Ma il suo vero atto di fede nel romanticismo politico, lo abbiamo
già accennato, Luigi Corvaglia lo ha celebrato come un rito
religioso con Mazzini. Lo predilesse nei primi studi giovanili, lo
penetrò e approfondì con soggettiva interpretazione
critica e ricreatrice nell'età matura. Ritrovò poi intatto
il "sempre vivo Mazzini" quando crollò la facciata
della monarchia senza che abbattessero i muri maestri. Disse Corvaglia
nelle speranze che si accesero e le illusioni che divamparono fra
il 1943 e il '46, con l'amarezza e il disappunto di una fede tradita:
"L'Italia della democrazia laica è ancor fra i miti, il
Mazzini ancor remoto negli spazi siderali. Ma il fallimento della
centenaria aspettazione non spegne in noi la fede: l'ora del Mazzini
verrà".
Non potrà non venire. Lo stesso Corvaglia lo ha dimostrato.
Mazzini è scomodo, ma invincibile. Chi vuole riformare le anacronistiche
strutture della società nazionale, deve rifarsi a Mazzini.
Famiglia, Patria, Umanità. La Giustizia sociale è nella
Libertà. Corvaglia lo sapeva: il romanticismo politico ci porta
inevitabilmente alle amare delusioni. Ma che importa? Di mutevole
ed effimero non c'è che la realtà; i sogni invece sono
immortali, perché i sogni di oggi saranno la realtà
di domani. Questa è la legge che governa il romanticismo politico,
che come sappiamo ha sprigionato raggi vividissimi nella terra del
Salento. I giovani, caldi di cuore e vivi di pensiero, nati in questa
terra, che ha splenditamente e idealmente sempre unite Atene e Roma,
devono sentirsi orgogliosi di questa responsabilità storica.

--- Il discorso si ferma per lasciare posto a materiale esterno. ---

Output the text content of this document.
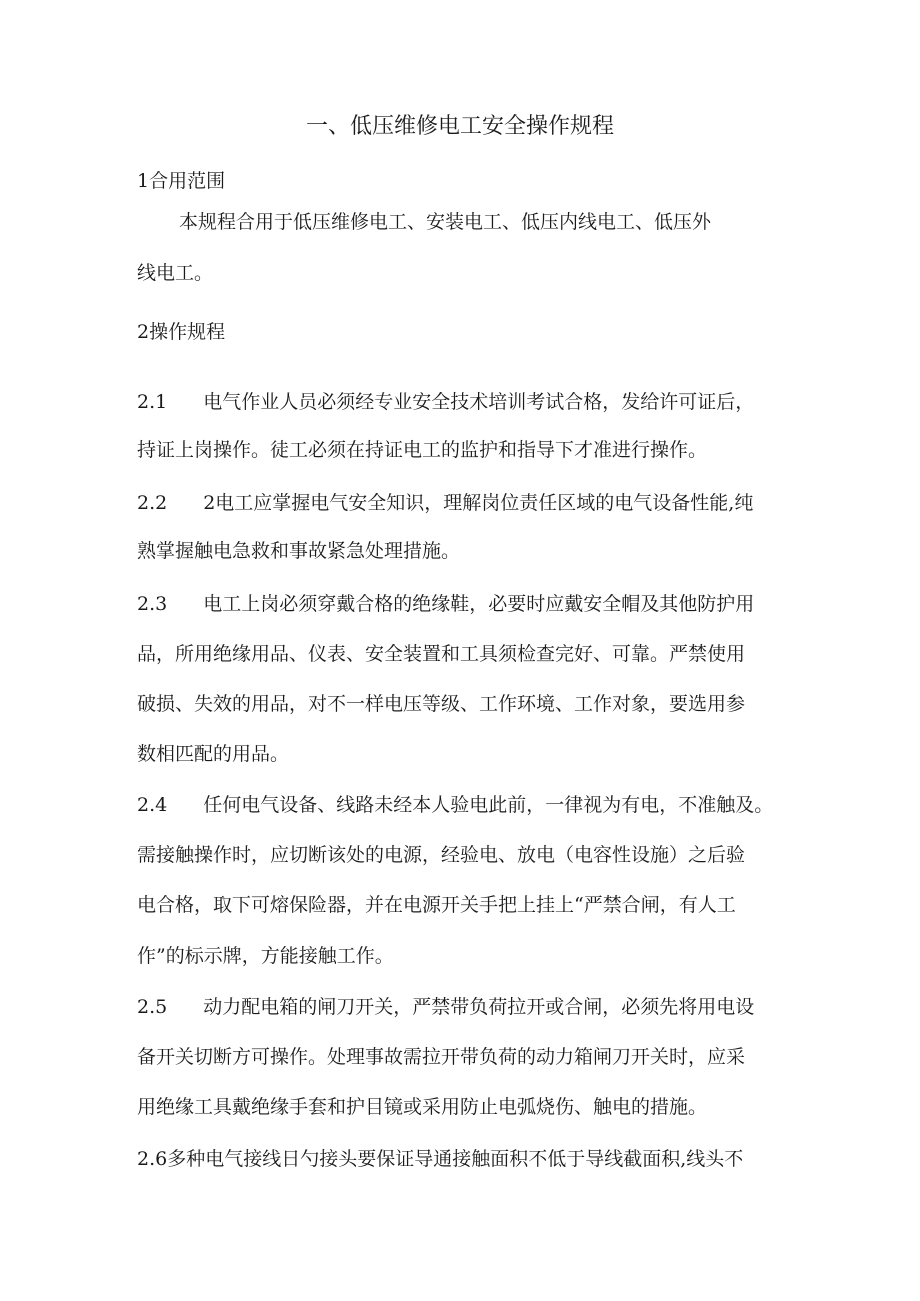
一、低压维修电工安全操作规程
1合用范围
本规程合用于低压维修电工、安装电工、低压内线电工、低压外
线电工。
2操作规程
2.1 电气作业人员必须经专业安全技术培训考试合格，发给许可证后，
持证上岗操作。徒工必须在持证电工的监护和指导下才准进行操作。
2.2 2电工应掌握电气安全知识，理解岗位责任区域的电气设备性能,纯
熟掌握触电急救和事故紧急处理措施。
2.3 电工上岗必须穿戴合格的绝缘鞋，必要时应戴安全帽及其他防护用
品，所用绝缘用品、仪表、安全装置和工具须检查完好、可靠。严禁使用
破损、失效的用品，对不一样电压等级、工作环境、工作对象，要选用参
数相匹配的用品。
2.4 任何电气设备、线路未经本人验电此前，一律视为有电，不准触及。
需接触操作时，应切断该处的电源，经验电、放电（电容性设施）之后验
电合格，取下可熔保险器，并在电源开关手把上挂上“严禁合闸，有人工
作”的标示牌，方能接触工作。
2.5 动力配电箱的闸刀开关，严禁带负荷拉开或合闸，必须先将用电设
备开关切断方可操作。处理事故需拉开带负荷的动力箱闸刀开关时，应采
用绝缘工具戴绝缘手套和护目镜或采用防止电弧烧伤、触电的措施。
2.6多种电气接线日勺接头要保证导通接触面积不低于导线截面积,线头不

E quando si recheranno nel cimitero campestre di Melissano per rendere
omaggio alla tomba di Luigi Corvaglia, potranno dire alla Sua Ombra
mestamente pensosa: "Tu hai parlato per tutti noi; per coloro
che sono venuti dopo di Te, e per coloro che verranno dopo di noi".
Dal romanzo
"FINIBUSTERRE"
Il Salento
di Corvaglia
A mezzanotte la
barca era alla Rìstola e doppiava il Capo, presso la torre
dell'Omomorto. Nel rupestre disposto ad arco, s'apriva una rada che
alcune forre attraversavano per lungo slargandola a riva in banchi
di sabbia. Più innanzi la roccia, rifattasi massiccia, affondava
le cuspidi irte inaccessibili del Méliso nel mare, mentre a
nord risaliva sino a raggiungere alcuni cupi edifici sulla cima di
un promontorio.
"Santa Maria di Finibusterre!" disse il Mazzeo con riverenza
...
Ora giravamo il Méliso. Il promontorio si faceva inaccessibile.

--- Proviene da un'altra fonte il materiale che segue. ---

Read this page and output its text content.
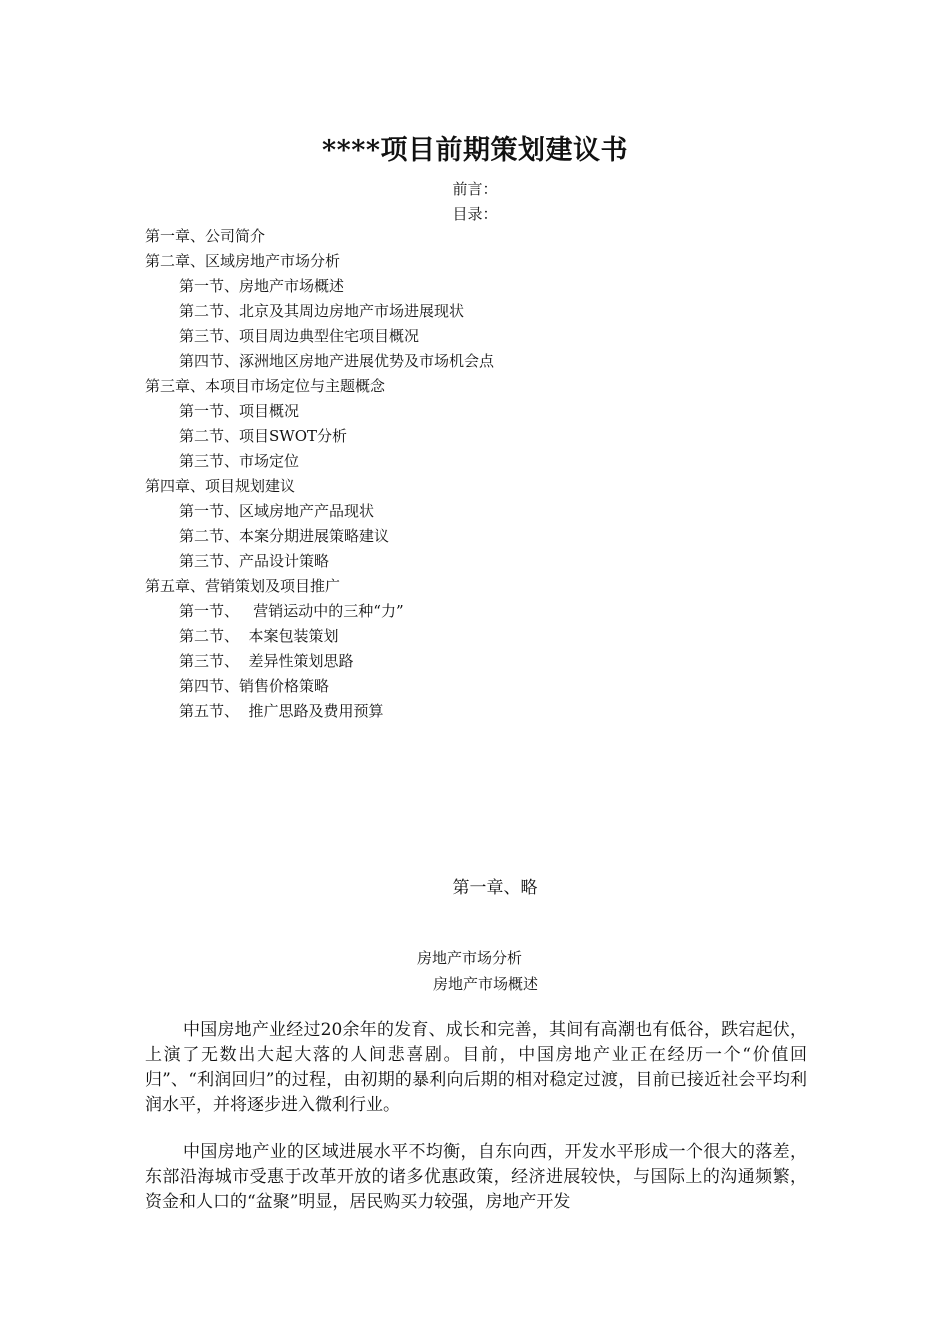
****项目前期策划建议书
前言：
目录：
第一章、公司简介
第二章、区域房地产市场分析
第一节、房地产市场概述
第二节、北京及其周边房地产市场进展现状
第三节、项目周边典型住宅项目概况
第四节、涿洲地区房地产进展优势及市场机会点
第三章、本项目市场定位与主题概念
第一节、项目概况
第二节、项目SWOT分析
第三节、市场定位
第四章、项目规划建议
第一节、区域房地产产品现状
第二节、本案分期进展策略建议
第三节、产品设计策略
第五章、营销策划及项目推广
第一节、   营销运动中的三种“力”
第二节、  本案包装策划
第三节、  差异性策划思路
第四节、销售价格策略
第五节、  推广思路及费用预算
第一章、略
房地产市场分析
房地产市场概述

中国房地产业经过20余年的发育、成长和完善，其间有高潮也有低谷，跌宕起伏，上演了无数出大起大落的人间悲喜剧。目前，中国房地产业正在经历一个“价值回归”、“利润回归”的过程，由初期的暴利向后期的相对稳定过渡，目前已接近社会平均利润水平，并将逐步进入微利行业。

中国房地产业的区域进展水平不均衡，自东向西，开发水平形成一个很大的落差，东部沿海城市受惠于改革开放的诸多优惠政策，经济进展较快，与国际上的沟通频繁，资金和人口的“盆聚”明显，居民购买力较强，房地产开发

Lungo il pendio, la pietraia rotolata disponevasi senza legge nell'equilibrio
più instabile e nella minacciosa animazione di altre frane
imminenti. A mezzacosta, un colaticcio ferruginoso, convogliato dalla
pioggia lungo la bocca d'alcune spelonche, si spandeva tutt'intorno
e sotto la luce lunare parea maculasse di sanguigno quella calvizie
cinerea di rovine, che alcuni ciuffi di seccume rompevan qua e là
in chiazze d'ombra ...
All'altezza della grotta d'Ortocupa. . . Le pareti del lido scendevano
nel mare come le mura di una prigione: alte, lisce, a grandi strati
sovrapposti, simili a costruzioni di ciclopi. Il ferrigno della roccia
aveva qua e là toni caldi, violacei, con dorature, picchiettamenti
multicolori, levigati sino a parer marmorei. Ma subito si rifaceva
cinereo e aspro. Al livello del mare tornava ad ammorbidirsi nel madido
di mille toni celest'azzurri. Sullo specchio dell'acqua, che le prime
luci dell'alba facevan lattiginoso, le sassifraghe, pendenti dalle
commessure, prestavano l'illusione della loro ombra distesa.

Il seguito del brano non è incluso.